Rome boasts more than 20 gay bars, nightclubs, and gay evenings hosted at popular straight venues. Coming Out, a bar next to the Colosseum, is the old warhorse of Rome's gay scene and a good place to begin. It's a visible venue attracting a young, hipster crowd.
Italy's machismo culture makes being gay somewhat of a taboo, especially here and southern Italy where the Vatican's shadow still weighs heavy. In the early 1990s, nearly every gay venue was tucked away in some unlit alley, or on the city's periphery. Gay men needed a password, a coded knock or even secret membership cards to gain entry. Much of that has relaxed recently.
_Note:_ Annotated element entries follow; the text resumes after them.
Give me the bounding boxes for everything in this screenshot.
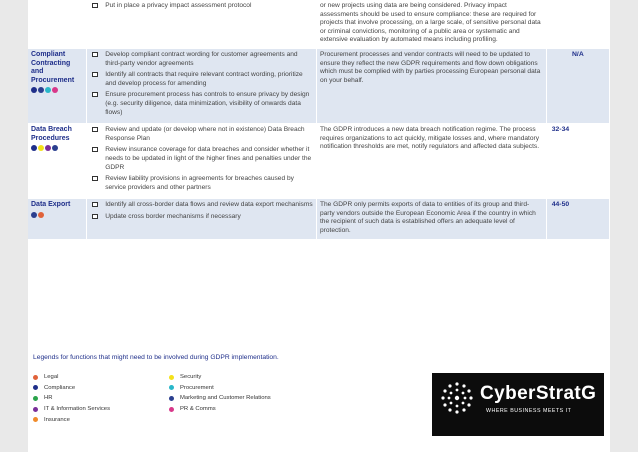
action-text: Review insurance coverage for data breaches and consider whether it needs to be updated in light of the higher fines and penalties under the GDPR: [105, 146, 312, 171]
marketing-dot-icon: [52, 145, 58, 151]
action-text: Ensure procurement process has controls to ensure privacy by design (e.g. security diligence, data minimization, visibility of onwards data flows): [105, 91, 310, 116]
legend-item: [169, 372, 271, 383]
checkbox-icon[interactable]: [92, 72, 98, 77]
checkbox-icon[interactable]: [92, 3, 98, 8]
function-dots: [31, 212, 83, 219]
action-item: [90, 126, 313, 143]
action-item: [90, 201, 313, 210]
action-item: [90, 71, 313, 88]
brand-name: CyberStratG: [480, 383, 597, 404]
pr-comms-dot-icon: [169, 407, 174, 412]
security-dot-icon: [169, 375, 174, 380]
legend-column: [169, 372, 271, 414]
checkbox-icon[interactable]: [92, 214, 98, 219]
legend-label: Marketing and Customer Relations: [180, 395, 271, 402]
action-item: [90, 2, 313, 11]
checkbox-icon[interactable]: [92, 52, 98, 57]
function-legend: [33, 372, 413, 436]
description-text: Procurement processes and vendor contracts will need to be updated to ensure they reflect the new GDPR requirements and flow down obligations which must be complied with by parties processing European personal data on your behalf.: [319, 50, 541, 84]
action-item: [90, 213, 313, 222]
legend-column: [33, 372, 110, 425]
description-cell: [316, 199, 546, 239]
legend-item: [169, 383, 271, 394]
action-text: Review and update (or develop where not in existence) Data Breach Response Plan: [105, 126, 305, 142]
category-cell: [28, 48, 87, 123]
page-ref: 32-34: [551, 126, 570, 134]
page-ref-cell: [546, 124, 609, 199]
it-dot-icon: [33, 407, 38, 412]
page-ref-cell: [546, 48, 609, 123]
function-dots: [31, 87, 83, 94]
pr-comms-dot-icon: [52, 87, 58, 93]
actions-cell: [87, 124, 317, 199]
action-text: Identify all cross-border data flows and review data export mechanisms: [105, 201, 313, 209]
actions-cell: [87, 48, 317, 123]
legend-label: Procurement: [180, 384, 214, 391]
function-dots: [31, 145, 83, 152]
checkbox-icon[interactable]: [92, 202, 98, 207]
category-title: Compliant Contracting and Procurement: [31, 50, 75, 84]
marketing-dot-icon: [169, 396, 174, 401]
brand-mark-icon: [440, 381, 474, 415]
hr-dot-icon: [33, 396, 38, 401]
description-cell: [316, 0, 546, 48]
legend-item: [33, 414, 110, 425]
legend-label: IT & Information Services: [44, 406, 111, 413]
brand-tagline: WHERE BUSINESS MEETS IT: [486, 408, 572, 414]
action-item: [90, 51, 313, 68]
description-cell: [316, 124, 546, 199]
page-ref: 44-50: [551, 201, 570, 209]
legend-item: [33, 404, 110, 415]
legend-label: HR: [44, 395, 53, 402]
procurement-dot-icon: [45, 87, 51, 93]
table-row: [28, 48, 610, 123]
legend-label: PR & Comms: [180, 406, 216, 413]
description-text: or new projects using data are being considered. Privacy impact assessments should be used to ensure compliance: these are required for projects that involve processing, on a large scale, of sensitive personal data or criminal convictions, monitoring of a public area or systematic and extensive evaluation by automated means including profiling.: [319, 2, 541, 44]
action-text: Review liability provisions in agreements for breaches caused by service providers and other partners: [105, 175, 294, 191]
compliance-dot-icon: [33, 385, 38, 390]
legend-title: Legends for functions that might need to be involved during GDPR implementation.: [33, 354, 279, 361]
legend-item: [169, 393, 271, 404]
legend-label: Legal: [44, 374, 59, 381]
legend-item: [169, 404, 271, 415]
page-ref: N/A: [572, 50, 584, 58]
action-text: Update cross border mechanisms if necessary: [105, 212, 241, 220]
legal-dot-icon: [33, 375, 38, 380]
action-text: Develop compliant contract wording for customer agreements and third-party vendor agreements: [105, 50, 298, 67]
page-ref-cell: [546, 199, 609, 239]
gdpr-checklist-table: [28, 0, 610, 240]
actions-cell: [87, 0, 317, 48]
checkbox-icon[interactable]: [92, 92, 98, 97]
description-text: The GDPR only permits exports of data to entities of its group and third-party vendors outside the European Economic Area if the country in which the recipient of such data is established offers an adequate level of protection.: [319, 201, 536, 235]
legend-item: [33, 383, 110, 394]
legal-dot-icon: [38, 212, 44, 218]
table-row: [28, 124, 610, 199]
it-dot-icon: [45, 145, 51, 151]
legend-item: [33, 372, 110, 383]
table-row: [28, 0, 610, 48]
category-cell: [28, 199, 87, 239]
category-title: Data Breach Procedures: [31, 126, 72, 142]
legend-label: Security: [180, 374, 202, 381]
security-dot-icon: [38, 145, 44, 151]
category-cell: [28, 0, 87, 48]
action-text: Put in place a privacy impact assessment protocol: [105, 2, 252, 9]
insurance-dot-icon: [33, 417, 38, 422]
checkbox-icon[interactable]: [92, 176, 98, 181]
checkbox-icon[interactable]: [92, 147, 98, 152]
marketing-dot-icon: [38, 87, 44, 93]
legend-label: Insurance: [44, 416, 70, 423]
page-sheet: [28, 0, 610, 452]
legend-label: Compliance: [44, 384, 76, 391]
procurement-dot-icon: [169, 385, 174, 390]
description-text: The GDPR introduces a new data breach notification regime. The process requires organizations to act quickly, mitigate losses and, where mandatory notification thresholds are met, notify regulators and affected data subjects.: [319, 126, 540, 151]
action-item: [90, 175, 313, 192]
compliance-dot-icon: [31, 145, 37, 151]
category-cell: [28, 124, 87, 199]
checkbox-icon[interactable]: [92, 127, 98, 132]
actions-cell: [87, 199, 317, 239]
legend-item: [33, 393, 110, 404]
page-ref-cell: [546, 0, 609, 48]
action-item: [90, 146, 313, 172]
action-item: [90, 91, 313, 117]
action-text: Identify all contracts that require relevant contract wording, prioritize and develop process for amending: [105, 71, 303, 87]
cyberstratg-logo: [432, 373, 604, 436]
marketing-dot-icon: [31, 212, 37, 218]
category-title: Data Export: [31, 201, 71, 209]
compliance-dot-icon: [31, 87, 37, 93]
description-cell: [316, 48, 546, 123]
table-row: [28, 199, 610, 239]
And, blessedly, Italy has long been free of anti-gay legislation.
Rome's gay scene has its own feel, Mediterranean connotations, milder pace, and distinct vivere compared to the likes of New York or Sydney. You just have to be on the lookout. No particular gayborhood has evolved where the clubs and bars are concentrated. But the fact that they're spread throughout feels appropriate in this city, cluttered as it is with contrasts, extraordinary architectural monuments and ancient ruins. Visiting gay Rome means taking in the scattered marvels as well: the Colosseum, the Pantheon and Roman Forum, the Baroque artistry of the Piazza del Campidoglio by Michelangelo, Piazza Navona, and Piazza di Spagna.
"Gay Village" is a ten week open-air bonanza that runs late June to September. Bars, restaurants, live acts, discos, cinema make up a rousing festival for both gay boys and girls. If you've participated before, note that Gay Village has moved from its traditional home in Testaccio to Parco San Sebastiano near the Terme di Caracalla.
Rome, of course, will always be revered by gay and straight alike as a culinary and shopping capital in Europe. It's a city of history, excessive beauty, and weighty monumental public spaces. Enjoy the sights, both the 2,000 and 25 year old variety.